I’ve been in the maid game for a long time. I’ve been a regular maid, scullery maid, and even a minute maid, but nothing compares to the thrill of being a tea maid.
What’s so great about being a tea maid when compared to other types of maid? You don’t have to wear the frilly uniform for starters. Not that I mind the uniform, it’s just the hurtful comments that people tend to make, especially when they tell me that I don’t have the legs to pull it off. Being a tea maid is definitely better for my self-esteem.
I always found the work very rewarding. I used to love seeing people sipping on my warm, murky excretions. They never thanked me verbally, but the satisfied smacks of their lips as my piping hot liquid slid down their gullet is thanks enough.
Being a tea maid was a career that I could see myself doing for life. Considering the vast scatter-diagram that is my employment history, you could say that was quite a commitment on my part. I would always work extra hours without overtime. In fact, I was quite called upon to serve tea throughout the night to my benevolent employer. I make tea, therefore I am.
However, one fateful day was to change everything. My master, in a drowsy stupor after one too many early morning starts, started tugging at my arm, begging me for a delicious cup of tea like a horny drunk begging for a rub. In his haste, he managed to break my arm.

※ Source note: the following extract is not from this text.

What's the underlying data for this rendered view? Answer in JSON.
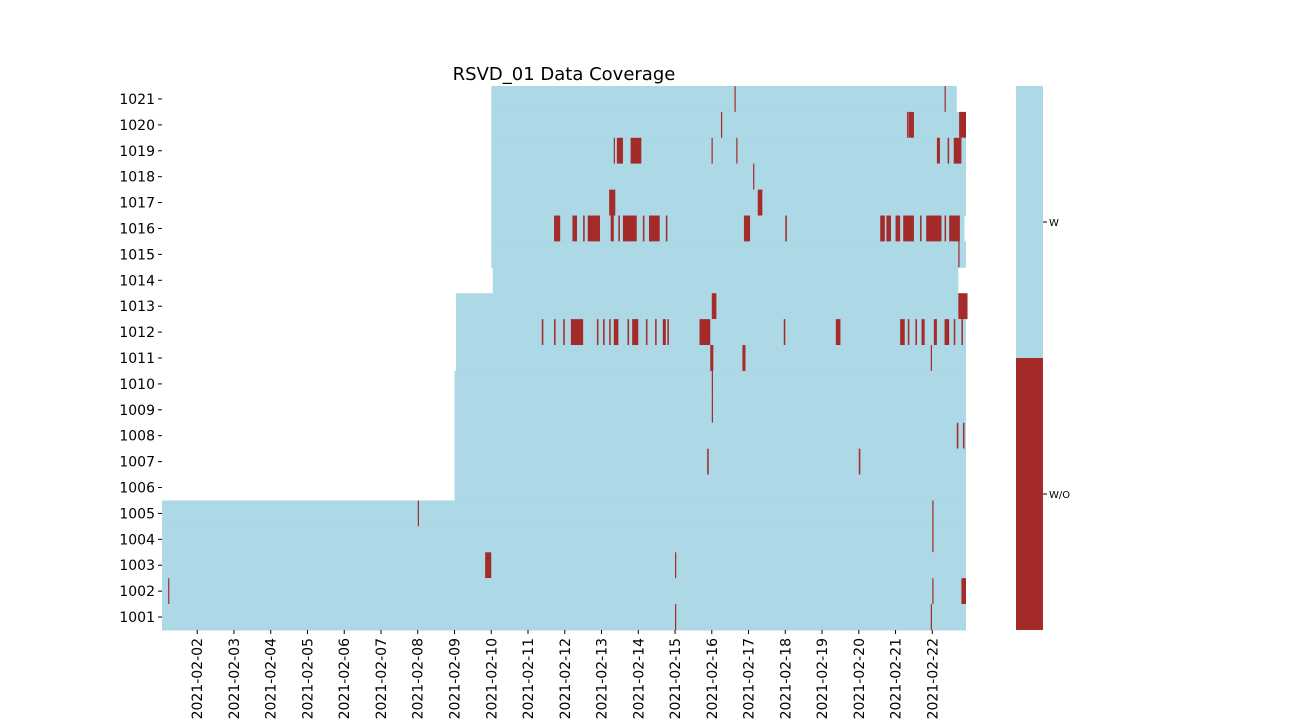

I felt violated. I’d never been treated like this before. But most of all, I was worried that I wouldn’t be able to perform my tea making duties to the best of my ability. Making tea to a satisfactory degree while missing an arm was far more difficult than I thought it would be. My employers were not particularly satisfied with the tea I mustered. Gone were those satisfied slurps that I lived for, instead replaced by grimaces and spluttering. I struggled to mix the milk properly, leaving a creamy residue around the rim of every mug. I didn’t get any sick leave to recover, nor did I want it. Every effort I made to improve my tea seemed to just make things worse.
That weekend, I was minding my own business by the fridge, when the master returned home. He set down a shiny new box on the kitchen counter and began tearing into it with eager anticipation. I couldn’t quite see what was being unwrapped, but I watched with keen interest until the master finished the unboxing and stood back. I was shocked. They’d bought another tea maid! A shinier one which could make tea quicker than I ever could when I was healthy!
Before I could wrap my head around this betrayal, I was promptly stuffed in the now empty box. That was the last time I saw the master, and the last time I saw daylight. After some banging around, I don’t think I’m inside anymore. I can hear seagulls in the distance, and there’s a strange smell of soiled nappies wafting through the air. If I had to guess, I’d say that I have been thrown away and discarded like a broken appliance. My life serves no purpose anymore, and certainly serves no more tea.